At this point-- because we only have about a page left before the comic ends-- Storm shrugs off the smoke demons and puts the finishing touch on the events courtesy of a huge lightning bolt.  And so concludes an action-packed one-off that falls one Innsmouth denizen shy of being a full-blown "Cthulhu Mythos" tale.

Claremont and Bill Mantlo share plot credit here, so it's difficult to know who came up with all these events.  The overall characterization and quick flashback to Storm's childhood scream Claremont, but the way Kierrok lumbers into the story without any foreshadowing or much of a set-up is generic comic book stuff that could be by anybody.  I don't know if Mantlo had a Lovecraft fixation-- I can't find much evidence of it in his Micronauts work-- but if you've read Giant Size Dracula #2 (September 1974), you've already encountered Claremont's appropriation of Lovecraftian elements.  That story pits our favorite vampire against a cult led by an Elder God-worshipping demon or warlock or warlock-demon named... wait for it... Y'Garon. 

This isn't a criticism by any means.  After all, just about everyone working in creepy genre fiction, film or art cribs from Lovecraft at some point.  Robert E. Howard, Robert Bloch, Stephen King, H.R. Giger, Sam Raimi, Mike Mignola (who does it best, as far as I'm concerned), Frank Sinatra (remember his his hit song, "Fly Me to Yuggoth?"), Tony Bennett, Alan Alda.  I've read Lovecraft's stories dozens of times and enjoy them, but to paraphrase Kurt Vonnegut, "If only he could write!"  Claremont's writing might have some cloying tendencies at times (especially in his post-John Byrne Uncanny X-Men era), but even at his wordiest he's never as awkward as Lovecraft and his rhythms and modern vernacular are much more appealing.  Mix the two writers together and you get Professor X doing a mindmeld and falling straight into the Necronomicon.

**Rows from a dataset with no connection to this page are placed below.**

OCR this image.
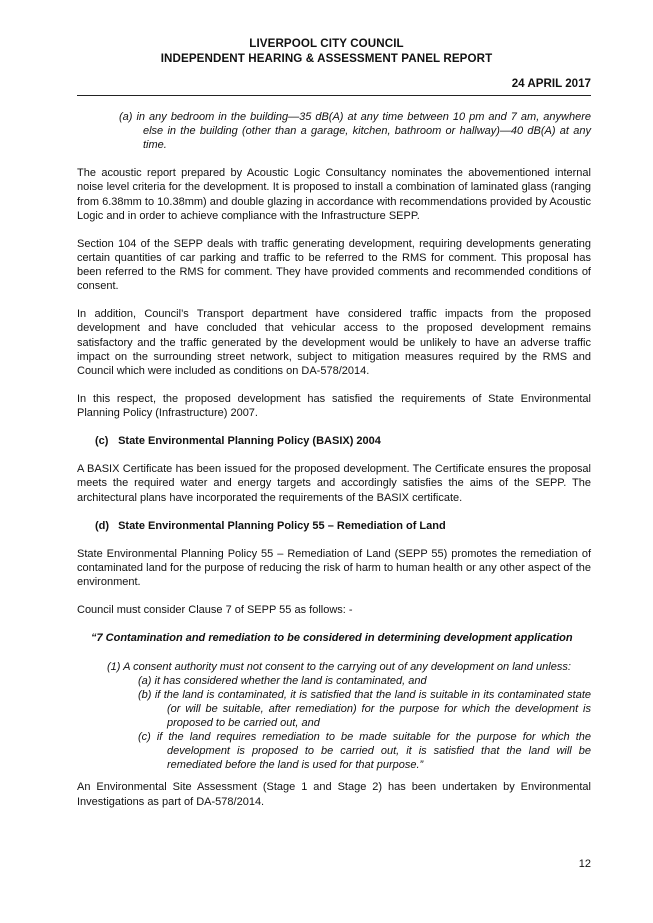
LIVERPOOL CITY COUNCIL
INDEPENDENT HEARING & ASSESSMENT PANEL REPORT
24 APRIL 2017

(a) in any bedroom in the building—35 dB(A) at any time between 10 pm and 7 am, anywhere else in the building (other than a garage, kitchen, bathroom or hallway)—40 dB(A) at any time.

The acoustic report prepared by Acoustic Logic Consultancy nominates the abovementioned internal noise level criteria for the development. It is proposed to install a combination of laminated glass (ranging from 6.38mm to 10.38mm) and double glazing in accordance with recommendations provided by Acoustic Logic and in order to achieve compliance with the Infrastructure SEPP.

Section 104 of the SEPP deals with traffic generating development, requiring developments generating certain quantities of car parking and traffic to be referred to the RMS for comment. This proposal has been referred to the RMS for comment. They have provided comments and recommended conditions of consent.

In addition, Council’s Transport department have considered traffic impacts from the proposed development and have concluded that vehicular access to the proposed development remains satisfactory and the traffic generated by the development would be unlikely to have an adverse traffic impact on the surrounding street network, subject to mitigation measures required by the RMS and Council which were included as conditions on DA-578/2014.

In this respect, the proposed development has satisfied the requirements of State Environmental Planning Policy (Infrastructure) 2007.

(c) State Environmental Planning Policy (BASIX) 2004

A BASIX Certificate has been issued for the proposed development. The Certificate ensures the proposal meets the required water and energy targets and accordingly satisfies the aims of the SEPP. The architectural plans have incorporated the requirements of the BASIX certificate.

(d) State Environmental Planning Policy 55 – Remediation of Land

State Environmental Planning Policy 55 – Remediation of Land (SEPP 55) promotes the remediation of contaminated land for the purpose of reducing the risk of harm to human health or any other aspect of the environment.

Council must consider Clause 7 of SEPP 55 as follows: -

“7 Contamination and remediation to be considered in determining development application

(1) A consent authority must not consent to the carrying out of any development on land unless:

(a) it has considered whether the land is contaminated, and

(b) if the land is contaminated, it is satisfied that the land is suitable in its contaminated state (or will be suitable, after remediation) for the purpose for which the development is proposed to be carried out, and

(c) if the land requires remediation to be made suitable for the purpose for which the development is proposed to be carried out, it is satisfied that the land will be remediated before the land is used for that purpose.”

An Environmental Site Assessment (Stage 1 and Stage 2) has been undertaken by Environmental Investigations as part of DA-578/2014.

12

Yep.  Ph'nglui mglw'nafh Cthulhu R'lyeh wgah'nagl fhtagn!  Eyeballs, tentacles, winged creatures that fly through the void between planets, geometries unknown on earth.  That's Lovecraft all over, but "... and in that moment, Charles Xavier... screams!" is pure Chris Claremont.

We're not through with the N'Garai by any means.  They make a reappearance a few years later in a story that borrows even more heavily from a more contemporaneous horror source, this time a little movie called Alien.  We'll discuss that in our next installment.

Now I'll share with you my favorite part of this comic.  It has to do with yet another of those strong women, for this is also the issue that introduces Professor X associate Moira MacTaggert, who will play an increasingly important role in stories to come.


That's some advanced Irish-Scottish stereotype-speak, Marvel-style!  All that's lacking is an argument about whether or not leprechauns eat haggis.  She may not have powers, but does Dr. MacTaggart have the toughness to hang with the X-Men?  Check this out:


She does what none of those highly-trained military dudes at our Valhalla Mountain NORAD command could manage in X-Men #94, firing from the hip, no less!  And all at once we have an exciting addition to the cast and we know never to mess with her.